3. Run `parse_slack.py`. This will generate a new corpus document in `data/corpus/`
4. DELETE YOUR SLACK EXPORT WITH `srm`
3. Run `find_suggested_phrases.py`. This will generate a list of the top 200 suggested shortcuts to `output/suggested_shortcuts.yaml`
4. Edit or add any shortcuts that you want, then copy the file to `shortcuts.yaml`.
- This is a manual step so you can customize it without it being blown out every time you run the script again.
- It's also saved in git even though it's an output so that I can keep it in sync across multiple of my computers :)
- If you're starting out, I suggest just going with 10-20 shortcuts to make it easier to remember them
5. Run `generate_autokeys.py` to convert `shortcuts.yaml` into actual config files for `autokey`.
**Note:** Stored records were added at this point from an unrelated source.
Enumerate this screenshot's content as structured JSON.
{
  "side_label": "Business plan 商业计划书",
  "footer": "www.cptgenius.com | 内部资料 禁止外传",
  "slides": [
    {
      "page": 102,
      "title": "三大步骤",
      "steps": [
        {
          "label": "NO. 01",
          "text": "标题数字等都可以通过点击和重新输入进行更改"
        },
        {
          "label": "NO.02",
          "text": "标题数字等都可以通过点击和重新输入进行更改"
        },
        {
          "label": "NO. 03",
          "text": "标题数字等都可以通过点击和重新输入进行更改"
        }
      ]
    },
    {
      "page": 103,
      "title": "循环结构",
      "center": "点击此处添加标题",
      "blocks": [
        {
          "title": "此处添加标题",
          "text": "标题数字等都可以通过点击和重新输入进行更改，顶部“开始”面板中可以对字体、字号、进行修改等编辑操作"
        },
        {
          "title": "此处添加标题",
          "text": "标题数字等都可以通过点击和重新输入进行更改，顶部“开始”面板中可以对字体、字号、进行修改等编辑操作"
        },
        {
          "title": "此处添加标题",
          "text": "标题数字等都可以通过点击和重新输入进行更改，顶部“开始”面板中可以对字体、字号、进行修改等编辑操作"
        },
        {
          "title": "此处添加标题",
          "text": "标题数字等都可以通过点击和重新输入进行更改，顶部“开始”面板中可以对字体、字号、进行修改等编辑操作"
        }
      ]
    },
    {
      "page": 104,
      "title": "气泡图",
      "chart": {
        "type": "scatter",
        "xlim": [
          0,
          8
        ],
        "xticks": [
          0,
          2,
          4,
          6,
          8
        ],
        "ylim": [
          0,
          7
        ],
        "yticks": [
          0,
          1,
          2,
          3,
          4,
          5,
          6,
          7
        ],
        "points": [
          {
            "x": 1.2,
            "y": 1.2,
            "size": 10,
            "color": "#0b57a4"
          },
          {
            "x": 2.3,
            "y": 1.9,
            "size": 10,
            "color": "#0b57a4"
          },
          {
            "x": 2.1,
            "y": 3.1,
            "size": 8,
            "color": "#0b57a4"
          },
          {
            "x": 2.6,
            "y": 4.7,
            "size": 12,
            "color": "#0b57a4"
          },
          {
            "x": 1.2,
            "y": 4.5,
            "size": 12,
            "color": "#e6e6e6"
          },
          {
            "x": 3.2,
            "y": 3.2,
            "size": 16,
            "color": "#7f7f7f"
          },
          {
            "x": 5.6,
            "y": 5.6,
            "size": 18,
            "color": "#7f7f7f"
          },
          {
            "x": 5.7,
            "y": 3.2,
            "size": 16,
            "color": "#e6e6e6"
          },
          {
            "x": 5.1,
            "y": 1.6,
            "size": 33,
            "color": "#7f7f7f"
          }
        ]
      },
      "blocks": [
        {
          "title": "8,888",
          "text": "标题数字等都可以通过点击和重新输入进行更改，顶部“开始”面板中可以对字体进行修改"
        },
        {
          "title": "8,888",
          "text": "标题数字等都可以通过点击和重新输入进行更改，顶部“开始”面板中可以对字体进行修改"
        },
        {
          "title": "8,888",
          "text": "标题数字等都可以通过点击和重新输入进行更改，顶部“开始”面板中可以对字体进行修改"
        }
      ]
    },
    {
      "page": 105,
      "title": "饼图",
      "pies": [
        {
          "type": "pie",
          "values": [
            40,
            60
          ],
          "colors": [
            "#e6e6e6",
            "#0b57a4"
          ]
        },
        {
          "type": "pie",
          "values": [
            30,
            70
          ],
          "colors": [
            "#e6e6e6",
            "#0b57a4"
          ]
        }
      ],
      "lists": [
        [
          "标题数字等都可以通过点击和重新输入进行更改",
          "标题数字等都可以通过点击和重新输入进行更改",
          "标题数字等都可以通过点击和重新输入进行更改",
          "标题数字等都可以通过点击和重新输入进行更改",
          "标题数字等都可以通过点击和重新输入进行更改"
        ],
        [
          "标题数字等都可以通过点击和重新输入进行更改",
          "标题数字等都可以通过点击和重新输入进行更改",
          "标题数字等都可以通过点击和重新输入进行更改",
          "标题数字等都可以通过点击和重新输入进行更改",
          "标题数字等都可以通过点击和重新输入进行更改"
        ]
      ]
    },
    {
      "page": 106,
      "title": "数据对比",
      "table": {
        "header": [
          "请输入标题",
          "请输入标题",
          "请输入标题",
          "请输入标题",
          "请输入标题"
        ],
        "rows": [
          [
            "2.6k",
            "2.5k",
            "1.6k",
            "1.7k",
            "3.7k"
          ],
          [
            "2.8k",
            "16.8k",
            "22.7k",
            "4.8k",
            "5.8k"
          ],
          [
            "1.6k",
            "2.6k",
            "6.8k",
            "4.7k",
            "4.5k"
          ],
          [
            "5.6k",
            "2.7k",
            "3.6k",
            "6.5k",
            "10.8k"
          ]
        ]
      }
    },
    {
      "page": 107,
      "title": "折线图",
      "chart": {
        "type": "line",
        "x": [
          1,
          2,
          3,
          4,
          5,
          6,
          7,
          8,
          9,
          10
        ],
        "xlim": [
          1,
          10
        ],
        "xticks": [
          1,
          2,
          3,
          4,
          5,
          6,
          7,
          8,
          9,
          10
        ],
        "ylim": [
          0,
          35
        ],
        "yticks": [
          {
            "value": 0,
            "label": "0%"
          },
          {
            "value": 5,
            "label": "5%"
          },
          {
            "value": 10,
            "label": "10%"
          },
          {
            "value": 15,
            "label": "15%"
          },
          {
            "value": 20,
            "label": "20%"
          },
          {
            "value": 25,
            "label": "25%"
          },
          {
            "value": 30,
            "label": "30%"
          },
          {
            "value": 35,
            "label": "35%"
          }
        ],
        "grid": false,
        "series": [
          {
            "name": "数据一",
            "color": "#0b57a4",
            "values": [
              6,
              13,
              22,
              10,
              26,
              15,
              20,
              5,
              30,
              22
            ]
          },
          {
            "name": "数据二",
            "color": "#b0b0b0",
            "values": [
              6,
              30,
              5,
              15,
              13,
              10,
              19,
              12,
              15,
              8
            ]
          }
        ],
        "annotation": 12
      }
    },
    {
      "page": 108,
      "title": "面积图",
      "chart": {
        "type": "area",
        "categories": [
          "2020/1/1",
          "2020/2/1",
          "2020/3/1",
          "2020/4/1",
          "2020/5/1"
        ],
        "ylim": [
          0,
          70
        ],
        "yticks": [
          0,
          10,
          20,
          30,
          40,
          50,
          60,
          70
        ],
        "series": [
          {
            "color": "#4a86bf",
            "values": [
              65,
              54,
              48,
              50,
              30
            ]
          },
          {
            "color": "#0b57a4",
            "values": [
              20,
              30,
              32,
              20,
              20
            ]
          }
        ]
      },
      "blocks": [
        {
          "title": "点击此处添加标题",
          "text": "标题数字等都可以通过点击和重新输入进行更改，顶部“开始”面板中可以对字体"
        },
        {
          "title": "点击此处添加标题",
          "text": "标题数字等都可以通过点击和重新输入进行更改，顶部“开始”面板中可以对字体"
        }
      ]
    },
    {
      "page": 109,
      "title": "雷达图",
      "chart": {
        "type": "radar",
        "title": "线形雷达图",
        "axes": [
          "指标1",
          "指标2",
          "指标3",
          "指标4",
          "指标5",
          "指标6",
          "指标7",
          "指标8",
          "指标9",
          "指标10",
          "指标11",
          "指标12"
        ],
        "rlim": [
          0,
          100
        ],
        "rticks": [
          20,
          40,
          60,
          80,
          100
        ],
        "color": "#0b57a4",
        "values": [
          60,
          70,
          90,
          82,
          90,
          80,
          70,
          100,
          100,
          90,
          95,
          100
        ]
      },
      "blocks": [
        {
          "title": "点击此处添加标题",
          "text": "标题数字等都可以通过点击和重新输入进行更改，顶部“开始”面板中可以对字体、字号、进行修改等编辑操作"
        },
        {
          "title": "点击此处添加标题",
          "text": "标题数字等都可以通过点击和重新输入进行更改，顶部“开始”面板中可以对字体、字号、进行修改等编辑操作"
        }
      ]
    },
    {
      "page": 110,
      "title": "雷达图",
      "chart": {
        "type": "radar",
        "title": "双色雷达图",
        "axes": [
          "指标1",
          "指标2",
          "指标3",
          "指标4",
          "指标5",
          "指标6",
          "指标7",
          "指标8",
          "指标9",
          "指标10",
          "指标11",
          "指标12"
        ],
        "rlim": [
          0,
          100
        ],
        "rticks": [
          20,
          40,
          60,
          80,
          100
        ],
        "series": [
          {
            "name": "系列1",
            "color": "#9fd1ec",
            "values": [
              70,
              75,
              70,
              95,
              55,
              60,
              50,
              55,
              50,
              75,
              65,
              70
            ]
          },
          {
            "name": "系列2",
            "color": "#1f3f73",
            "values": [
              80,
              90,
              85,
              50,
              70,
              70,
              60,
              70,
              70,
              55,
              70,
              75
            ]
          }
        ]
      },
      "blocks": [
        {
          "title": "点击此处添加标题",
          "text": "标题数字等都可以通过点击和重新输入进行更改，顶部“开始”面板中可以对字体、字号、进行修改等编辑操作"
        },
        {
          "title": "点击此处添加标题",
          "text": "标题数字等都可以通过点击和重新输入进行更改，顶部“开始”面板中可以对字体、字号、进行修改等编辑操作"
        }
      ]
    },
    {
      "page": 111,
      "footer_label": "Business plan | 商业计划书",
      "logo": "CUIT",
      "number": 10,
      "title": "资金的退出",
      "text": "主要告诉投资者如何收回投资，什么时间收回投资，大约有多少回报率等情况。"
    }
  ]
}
6. Install [Autokey](https://github.com/autokey/autokey)
- Right now, Autokey is only supported on linux with X11, not Wayland
7. Check that your autokey config is located at `~/.config/autokey/data/My Phrases/`. If it is somewhere else, change `reload.sh:8` to point to your config location
8. From now on when you edit `shortcuts.yaml` you can re-generate and reload autokey with `reload.sh`

# Notes
[Autokey](https://github.com/autokey/autokey) Uses simulated keyboard input to replace phrases with your abbreviations. I tried several chrome extensions but this worked much more reliably without conflicting with sites' own javascript.

The config files I generate are set to only apply when Chrome is in focus because that's where I do most of my english typing. I found that keeping this active in terminal and vscode caused way more problems than it was solved because my abbreviations overlapped with common short linux commands and variable names i.e. `t`.